The statement released by the Group of 7 ministers did not specify what sanctions Russia would face in the event of an invasion. The White House has warned that it is ready to take action against the also unspecified Russia that the United States resisted in 2014, after Mr. Putin’s government annexed Ukraine’s Crimean Peninsula. It could also lead NATO to reposition its troops in Europe.
A senior State Department official who attended the talks in Liverpool said the joint statement showed the Group of 7 and the European Union were “absolutely united” to impose tough sanctions on Russia if necessary. That was a remarkable description, given the debate over Russia’s separation from the global financial settlement system, known as SWIFT, which some European officials said could elicit too harsh a response.
Understanding the escalating tensions over Ukraine
“We reaffirm our unwavering commitment to the sovereignty and territorial integrity of Ukraine,” the statement said, adding that the signatories “will intensify our cooperation on our common and comprehensive response.”
The senior State Department official described the summit as “a series of very intense meetings” which also highlighted concerns about commandos working for the Wagner Group, a private mercenary force linked to the Kremlin, Libya and elsewhere. in Africa. The official accused the private force – which has also deployed in conflict zones in Belarus and the Middle East to promote Russian interests – of “causing extreme problems” in the Sahel, but failed to respond. details.
The official informed reporters traveling with Mr Blinken on condition of anonymity to discuss diplomatic talks more openly in Liverpool.
The State Department this week sent a senior official to Kiev, the Ukrainian capital, and Moscow for talks in an attempt to ease tensions. But the trip of the official, Karen Donfried, the assistant secretary of state who oversees US policy in Europe, “will also strengthen the United States’ commitment to the sovereignty, independence and territorial integrity of Ukraine. “the department said in a statement.
Diplomats in Liverpool also discussed how to tackle what has been described as China’s human rights abuses and predatory economic partnerships with developing countries, as well as how to speed up humanitarian assistance to Afghanistan, which faces vast food shortages, while holding the Taliban to account.
In addition, Ms Truss, the British Foreign Secretary, repeated her warning that the latest rounds of nuclear talks between world powers and Iran represented “Tehran’s last chance to come to the negotiating table with a resolution. serious â. Diplomats are trying to revive the 2015 deal – from which the Trump administration withdrew the United States in 2018 – which limited Iran’s nuclear program in return for easing US financial sanctions.
But eight months of negotiations after Mr Biden took office and signaled his intention to join the deal have been a severe, and possibly fatal, setback on the part of Iran’s new leaders who demand the lifting of sanctions before d ” accept other conditions.
The talks, in their seventh round, continued in Vienna on Sunday.

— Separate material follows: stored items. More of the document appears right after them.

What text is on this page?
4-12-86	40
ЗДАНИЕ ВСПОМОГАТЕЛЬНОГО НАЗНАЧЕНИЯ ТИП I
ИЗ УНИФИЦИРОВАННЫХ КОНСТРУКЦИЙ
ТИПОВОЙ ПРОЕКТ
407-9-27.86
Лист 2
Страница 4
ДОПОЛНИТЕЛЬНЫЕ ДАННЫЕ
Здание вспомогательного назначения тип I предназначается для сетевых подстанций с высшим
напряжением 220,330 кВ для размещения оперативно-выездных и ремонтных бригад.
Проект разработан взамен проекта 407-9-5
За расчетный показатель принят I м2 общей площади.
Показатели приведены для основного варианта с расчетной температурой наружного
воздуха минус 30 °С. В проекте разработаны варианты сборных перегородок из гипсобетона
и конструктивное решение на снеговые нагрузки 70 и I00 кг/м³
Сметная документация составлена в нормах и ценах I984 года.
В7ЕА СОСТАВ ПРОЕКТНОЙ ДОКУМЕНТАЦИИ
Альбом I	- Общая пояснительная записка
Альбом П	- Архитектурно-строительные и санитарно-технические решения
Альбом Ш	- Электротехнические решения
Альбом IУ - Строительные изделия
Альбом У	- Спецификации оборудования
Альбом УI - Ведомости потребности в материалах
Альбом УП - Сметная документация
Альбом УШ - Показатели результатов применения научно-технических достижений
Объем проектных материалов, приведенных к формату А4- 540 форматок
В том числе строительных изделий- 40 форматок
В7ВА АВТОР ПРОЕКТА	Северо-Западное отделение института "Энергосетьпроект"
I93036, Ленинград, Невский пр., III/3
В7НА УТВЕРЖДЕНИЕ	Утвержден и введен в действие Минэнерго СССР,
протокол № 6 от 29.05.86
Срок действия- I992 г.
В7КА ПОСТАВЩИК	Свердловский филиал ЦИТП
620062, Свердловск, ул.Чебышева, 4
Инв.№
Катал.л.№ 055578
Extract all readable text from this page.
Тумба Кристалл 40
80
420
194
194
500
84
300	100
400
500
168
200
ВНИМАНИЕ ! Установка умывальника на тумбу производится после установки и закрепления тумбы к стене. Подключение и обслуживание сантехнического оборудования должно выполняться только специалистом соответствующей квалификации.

They recently resumed after a hiatus of more than five months, in which Iran elected a new, tougher government.
Germany’s new Foreign Minister Annalena Baerbock told Liverpool “time is running out” for a deal. Iran has decided to reject the compromises made in previous rounds, she said. The last round, she told reporters, “has shown in recent days that we have no progress.”
China and Russia have shown more patience with Iran, saying the talks are continuing, albeit slowly.
“There is still time for Iran to come and accept this deal,” Ms. Truss said.
The senior State Department official said talks in Liverpool included options for action against Iran if nuclear talks collapsed.
Steven erlanger contributed to reports from Brussels, and Mark Landler from London.